The Hizbullah effort was deemed a violation of the United Nations
Security Council-arranged ceasefire that ended the Lebanon war in 2006.
Under the council resolution, Hizbullah was banned from maintaining a
presence south of Lebanon's Litani River.
The Hizbullah weapons were said to include air defense systems, such as
the SA-8 and SA-18. The sources said Hizbullah has also stockpiled rockets
with a range of more than 200 kilometers.
Over the last year, the sources said, Hizbullah has been smuggling
rockets, rocket-propelled grenades, assault rifles and other weapons into
villages near the Israeli border. They said Hizbullah, which deployed both
fulltime and reserve units, began operations in Shi'ite villages and moved
to Christian and Sunni communities.
Israeli Defense Minister Ehud Barak said Hizbullah has accumulated more
than 40,000 missiles and rockets. Barak said he expected Hizbullah to use
these weapons in any conflict with Israel.

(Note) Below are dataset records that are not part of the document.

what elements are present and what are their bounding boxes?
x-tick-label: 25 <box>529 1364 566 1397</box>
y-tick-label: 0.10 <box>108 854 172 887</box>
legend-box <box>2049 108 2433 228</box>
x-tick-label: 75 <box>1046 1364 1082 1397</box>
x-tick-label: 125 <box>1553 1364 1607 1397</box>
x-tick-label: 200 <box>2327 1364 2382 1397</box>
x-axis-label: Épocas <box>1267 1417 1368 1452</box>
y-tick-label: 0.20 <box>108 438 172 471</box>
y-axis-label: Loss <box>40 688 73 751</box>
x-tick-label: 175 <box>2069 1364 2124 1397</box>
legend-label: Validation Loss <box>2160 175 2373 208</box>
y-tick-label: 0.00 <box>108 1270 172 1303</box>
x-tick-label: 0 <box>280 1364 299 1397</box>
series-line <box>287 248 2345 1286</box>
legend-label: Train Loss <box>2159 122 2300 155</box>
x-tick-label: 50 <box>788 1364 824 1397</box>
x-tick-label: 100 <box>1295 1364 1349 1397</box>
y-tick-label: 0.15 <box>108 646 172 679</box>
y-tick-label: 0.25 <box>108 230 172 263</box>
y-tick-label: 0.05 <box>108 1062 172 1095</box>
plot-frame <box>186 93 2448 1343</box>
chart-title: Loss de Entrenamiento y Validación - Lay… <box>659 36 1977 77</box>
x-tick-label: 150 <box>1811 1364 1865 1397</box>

"If there is a conflict on our northern border, we will use all
necessary force," Barak said.
The Hizbullah effort in Sunni villages has been quietly discouraged by
the government in Beirut. In mid-August, residents of Marwahin fought
Hizbullah operatives who tried to bring weapons into the village, about two
kilometers from the Israeli border community of Zirit.
The Israel Army, which closely monitors the border with ground and air
surveillance, photographed a gun battle between Hizbullah and Sunni
villagers. Lebanese Army troops were summoned and stopped the fighting.
In the Israel Army video, released on Aug. 25, Marwahin residents were
seen attacking Hizbullah operatives, who fled to an unmarked vehicle.
soldiers blocked the Sunni residents from reaching the Hizbullah sport
Military sources said the clash was a rare demonstration of opposition
by Lebanese to the Hizbullah deployment near the Israeli border. They said
in most cases Hizbullah efforts to purchase or rent homes in border villages
did not encounter resistance.
"It is clear that Hizbullah wants to return the Israeli-Lebanese border
to the same state that existed on the eve of the  war," the source
said. "The difference is we are more aware of their activities."